Chassagne Montrachet 1er Cru “Les Champs Gains”:  Sylvain owns .39 hectares of Champs Gains located just south of the village.  The vineyards here are quite old, about 60 years old (as of 2016) and typically generate a wine that is quite full-bodied with a solid mineral structure.  About 20 cases a year are available for the US market.
Chassange Montrachet 1er Cru “Caillerets”:  Sylvain works .38 hectares from this prestigious climat on the slopes just above and south of the village. Known for its poor and stony soil, Caillerets produces a wine with profound minerality and finesse that always benefits from at least a few years in the cellar to express its true potential.

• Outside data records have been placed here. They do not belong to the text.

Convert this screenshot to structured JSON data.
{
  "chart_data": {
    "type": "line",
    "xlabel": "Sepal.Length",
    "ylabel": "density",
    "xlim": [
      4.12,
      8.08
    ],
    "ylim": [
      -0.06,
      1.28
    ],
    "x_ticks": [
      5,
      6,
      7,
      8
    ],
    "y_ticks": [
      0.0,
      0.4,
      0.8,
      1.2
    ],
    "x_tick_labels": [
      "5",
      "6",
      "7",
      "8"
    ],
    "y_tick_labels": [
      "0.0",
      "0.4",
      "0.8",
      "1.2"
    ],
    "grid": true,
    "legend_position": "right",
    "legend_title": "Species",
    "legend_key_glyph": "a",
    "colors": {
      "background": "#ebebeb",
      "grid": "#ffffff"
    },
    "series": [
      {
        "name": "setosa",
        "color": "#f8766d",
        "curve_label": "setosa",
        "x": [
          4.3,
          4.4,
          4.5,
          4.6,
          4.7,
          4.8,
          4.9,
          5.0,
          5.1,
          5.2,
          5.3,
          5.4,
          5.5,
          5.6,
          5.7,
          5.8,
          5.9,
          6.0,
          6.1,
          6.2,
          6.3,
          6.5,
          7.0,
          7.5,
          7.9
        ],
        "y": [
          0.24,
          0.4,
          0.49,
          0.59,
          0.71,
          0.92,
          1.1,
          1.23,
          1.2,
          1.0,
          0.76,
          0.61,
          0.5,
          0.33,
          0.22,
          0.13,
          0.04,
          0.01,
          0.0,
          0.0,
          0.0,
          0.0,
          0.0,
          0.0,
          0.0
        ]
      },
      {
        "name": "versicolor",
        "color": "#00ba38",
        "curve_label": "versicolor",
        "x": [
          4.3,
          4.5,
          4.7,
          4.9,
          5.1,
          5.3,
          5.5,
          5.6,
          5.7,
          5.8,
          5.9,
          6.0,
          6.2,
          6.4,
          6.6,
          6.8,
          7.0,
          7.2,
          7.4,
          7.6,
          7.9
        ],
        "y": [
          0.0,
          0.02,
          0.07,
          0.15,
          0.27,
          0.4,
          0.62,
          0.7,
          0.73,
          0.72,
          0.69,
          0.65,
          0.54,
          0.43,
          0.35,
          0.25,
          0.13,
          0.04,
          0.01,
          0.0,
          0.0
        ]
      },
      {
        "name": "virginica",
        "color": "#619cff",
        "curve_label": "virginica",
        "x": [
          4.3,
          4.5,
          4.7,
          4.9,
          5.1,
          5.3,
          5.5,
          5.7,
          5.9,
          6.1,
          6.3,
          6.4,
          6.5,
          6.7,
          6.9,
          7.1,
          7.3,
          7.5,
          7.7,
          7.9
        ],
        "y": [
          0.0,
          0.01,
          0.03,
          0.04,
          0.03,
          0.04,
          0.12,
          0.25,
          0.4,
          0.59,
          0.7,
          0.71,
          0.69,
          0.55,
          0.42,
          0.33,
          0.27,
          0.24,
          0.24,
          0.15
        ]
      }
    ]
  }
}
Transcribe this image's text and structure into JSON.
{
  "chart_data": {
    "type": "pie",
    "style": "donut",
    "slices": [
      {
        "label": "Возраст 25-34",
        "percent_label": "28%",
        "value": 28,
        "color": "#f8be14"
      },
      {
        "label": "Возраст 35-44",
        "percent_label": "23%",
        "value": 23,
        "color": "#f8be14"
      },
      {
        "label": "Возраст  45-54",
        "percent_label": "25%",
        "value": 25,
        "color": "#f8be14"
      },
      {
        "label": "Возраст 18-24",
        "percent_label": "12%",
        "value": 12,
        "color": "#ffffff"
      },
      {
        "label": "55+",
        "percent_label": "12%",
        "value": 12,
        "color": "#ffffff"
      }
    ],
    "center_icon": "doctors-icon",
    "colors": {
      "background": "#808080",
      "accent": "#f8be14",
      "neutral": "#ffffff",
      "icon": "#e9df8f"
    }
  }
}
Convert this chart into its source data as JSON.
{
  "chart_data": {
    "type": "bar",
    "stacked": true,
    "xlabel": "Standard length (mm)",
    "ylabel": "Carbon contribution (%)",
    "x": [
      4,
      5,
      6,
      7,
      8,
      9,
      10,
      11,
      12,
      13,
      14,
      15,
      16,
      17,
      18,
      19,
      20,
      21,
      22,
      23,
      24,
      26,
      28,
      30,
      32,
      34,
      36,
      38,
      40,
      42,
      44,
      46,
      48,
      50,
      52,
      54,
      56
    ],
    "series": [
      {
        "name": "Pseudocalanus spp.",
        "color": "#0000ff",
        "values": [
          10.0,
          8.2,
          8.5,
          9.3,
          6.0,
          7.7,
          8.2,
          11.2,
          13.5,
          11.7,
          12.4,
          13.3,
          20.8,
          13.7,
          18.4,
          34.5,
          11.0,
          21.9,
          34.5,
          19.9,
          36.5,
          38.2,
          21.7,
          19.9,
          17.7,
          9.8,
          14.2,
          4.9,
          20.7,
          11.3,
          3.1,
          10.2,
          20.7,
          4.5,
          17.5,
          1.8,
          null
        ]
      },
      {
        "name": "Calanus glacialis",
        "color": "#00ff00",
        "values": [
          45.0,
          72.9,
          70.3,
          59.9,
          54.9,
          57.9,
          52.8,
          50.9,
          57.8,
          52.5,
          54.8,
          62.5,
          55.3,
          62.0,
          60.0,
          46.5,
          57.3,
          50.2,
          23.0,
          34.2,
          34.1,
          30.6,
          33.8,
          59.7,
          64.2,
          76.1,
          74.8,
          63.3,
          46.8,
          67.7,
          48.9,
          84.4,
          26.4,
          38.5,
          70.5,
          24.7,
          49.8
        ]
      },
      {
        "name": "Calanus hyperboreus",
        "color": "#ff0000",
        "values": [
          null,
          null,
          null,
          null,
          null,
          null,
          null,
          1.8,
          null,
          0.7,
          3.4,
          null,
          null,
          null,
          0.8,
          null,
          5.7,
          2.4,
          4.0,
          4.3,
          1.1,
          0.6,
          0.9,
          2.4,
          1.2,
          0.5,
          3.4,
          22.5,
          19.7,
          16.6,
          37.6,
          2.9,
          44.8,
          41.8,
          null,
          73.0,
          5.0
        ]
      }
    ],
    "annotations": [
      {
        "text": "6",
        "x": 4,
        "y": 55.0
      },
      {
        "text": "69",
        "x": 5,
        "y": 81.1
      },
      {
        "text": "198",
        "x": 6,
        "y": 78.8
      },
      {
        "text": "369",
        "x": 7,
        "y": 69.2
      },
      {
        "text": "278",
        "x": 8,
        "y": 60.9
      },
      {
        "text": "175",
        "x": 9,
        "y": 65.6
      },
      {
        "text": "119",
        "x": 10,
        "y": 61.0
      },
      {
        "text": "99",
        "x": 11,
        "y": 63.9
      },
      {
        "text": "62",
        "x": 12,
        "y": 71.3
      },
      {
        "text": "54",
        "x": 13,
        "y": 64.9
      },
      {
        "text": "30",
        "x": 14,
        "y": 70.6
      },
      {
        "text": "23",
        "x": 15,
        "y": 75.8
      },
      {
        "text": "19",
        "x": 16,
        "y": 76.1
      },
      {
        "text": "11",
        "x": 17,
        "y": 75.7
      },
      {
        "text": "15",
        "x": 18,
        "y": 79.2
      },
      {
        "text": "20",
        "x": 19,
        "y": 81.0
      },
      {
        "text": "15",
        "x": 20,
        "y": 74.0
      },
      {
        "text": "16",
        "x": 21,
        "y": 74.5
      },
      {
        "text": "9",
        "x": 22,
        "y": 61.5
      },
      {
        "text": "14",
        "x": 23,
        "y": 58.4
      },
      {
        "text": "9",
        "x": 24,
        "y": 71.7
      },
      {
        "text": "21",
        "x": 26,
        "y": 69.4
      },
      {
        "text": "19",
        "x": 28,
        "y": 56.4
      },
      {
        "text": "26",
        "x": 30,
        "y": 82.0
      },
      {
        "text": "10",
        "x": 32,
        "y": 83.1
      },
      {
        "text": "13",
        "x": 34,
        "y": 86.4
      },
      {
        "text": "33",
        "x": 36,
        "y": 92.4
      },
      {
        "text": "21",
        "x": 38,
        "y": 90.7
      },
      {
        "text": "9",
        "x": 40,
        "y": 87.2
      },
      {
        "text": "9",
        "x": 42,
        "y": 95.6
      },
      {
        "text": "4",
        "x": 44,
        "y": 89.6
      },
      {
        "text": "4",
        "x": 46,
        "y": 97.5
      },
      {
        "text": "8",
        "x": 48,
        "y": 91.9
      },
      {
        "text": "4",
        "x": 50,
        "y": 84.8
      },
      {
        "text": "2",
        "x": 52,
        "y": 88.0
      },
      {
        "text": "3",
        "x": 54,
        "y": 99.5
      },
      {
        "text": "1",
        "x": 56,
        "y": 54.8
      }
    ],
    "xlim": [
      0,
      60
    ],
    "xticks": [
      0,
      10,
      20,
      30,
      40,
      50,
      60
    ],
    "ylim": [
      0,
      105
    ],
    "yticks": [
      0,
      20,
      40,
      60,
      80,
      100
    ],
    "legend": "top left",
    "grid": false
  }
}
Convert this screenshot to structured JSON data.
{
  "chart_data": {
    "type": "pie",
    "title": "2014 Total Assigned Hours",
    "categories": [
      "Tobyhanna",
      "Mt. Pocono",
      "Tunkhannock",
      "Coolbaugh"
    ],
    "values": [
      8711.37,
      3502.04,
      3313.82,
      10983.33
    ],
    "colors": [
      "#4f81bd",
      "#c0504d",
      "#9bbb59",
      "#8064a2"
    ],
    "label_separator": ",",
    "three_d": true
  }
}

About 20 cases are available for the US market.
Chassagne Montrachet Rouge:  Sylvain works two parcels (Les Lambardes and Les Chambres) totaling .26 hectares of Chassagne Rouge.  The grapes are de-stemmed and fermentations start with natural yeasts. This is aged in oak barrels (about 25% new) for 18 months before being bottled. About 30 cases a year are available for the US market.
Chassagne Montrachet Rouge 1er Cru “Les Champs Gains”:  Hailing from a tiny .16-hectacre parcel, the Champs Gains Rouge a big step up from his basic Chassagne.  It is quite dense with chewy fresh cherry fruit, lively acidity, and a firm tannic backbone.  About 20 cases a year are available for the US market.
  Santenay 1er Cru “Grand Clos Rousseau”:  Sylvain was most excited to inherit this full .40-hectare holding from his father.  Planted in 1993, the Grand Clos Rousseau was always the top red wine from Jean-Marc Morey and always the most impressive old wine from his cellar.  Intensely aromatic, with rich red fruits, savory earthy tones and sweet tannins, this over-achiever often stands up to the best reds of the Cote de Beaune. Roughly 30 cases a year are available for the US market.